Introduction Flashcards
Normative Ethics
Principles about how we should live/what we ought to do.
Applied Ethics
Focuses on specific moral issues that people experience within their everyday lives.
Moral Realism
Moral facts exist outside our opinions and judgements.
Moral Relativism
Morality is constructed and relevant to culture. There are no superior forms of ethics.
Moral/Ethical meaning:
What is good or right.
Immoral/Unethical meaning:
What is bad or wrong.
Amoral meaning:
To be without a moral sense, or being indifferent to morality.
Nonmoral meaning:
Something that is outside the realm of morality altogether.
Metaethics
Studies the nature and methodology of moral judgements.
Applied Ethics
Studies specific moral issues people face in their everyday lives.
Descriptive Relativism
Morals and ethical codes are observably different across culture.
Metaethical Relativism
“Culture is King”. Moral truths are viewed as only true relative to specific groups of people.

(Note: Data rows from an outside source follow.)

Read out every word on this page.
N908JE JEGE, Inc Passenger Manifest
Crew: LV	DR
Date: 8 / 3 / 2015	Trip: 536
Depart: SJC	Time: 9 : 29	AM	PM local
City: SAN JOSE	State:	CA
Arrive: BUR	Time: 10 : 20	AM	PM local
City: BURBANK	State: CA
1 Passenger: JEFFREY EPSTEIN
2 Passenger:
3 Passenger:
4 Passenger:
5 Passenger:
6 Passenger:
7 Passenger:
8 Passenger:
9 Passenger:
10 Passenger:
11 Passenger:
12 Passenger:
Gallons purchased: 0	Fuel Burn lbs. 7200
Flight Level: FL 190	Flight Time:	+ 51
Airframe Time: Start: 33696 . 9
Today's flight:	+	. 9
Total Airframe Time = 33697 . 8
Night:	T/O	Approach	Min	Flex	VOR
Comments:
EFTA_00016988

That is, moral belief is relative to the positioning of the culture (or the person in that culture) who has this belief.
Normative Relativism
No culture should be judged for its moral codes, and that no other culture should intervene in that culture carrying out its moral practices.
Critiques of Relativism
1) Relative to whom?
2) Some things just seem wrong.
3) Relativism and tolerance: why should we think that tolerance is a value that all humans subscribe to.
4) No room for social reform and progress.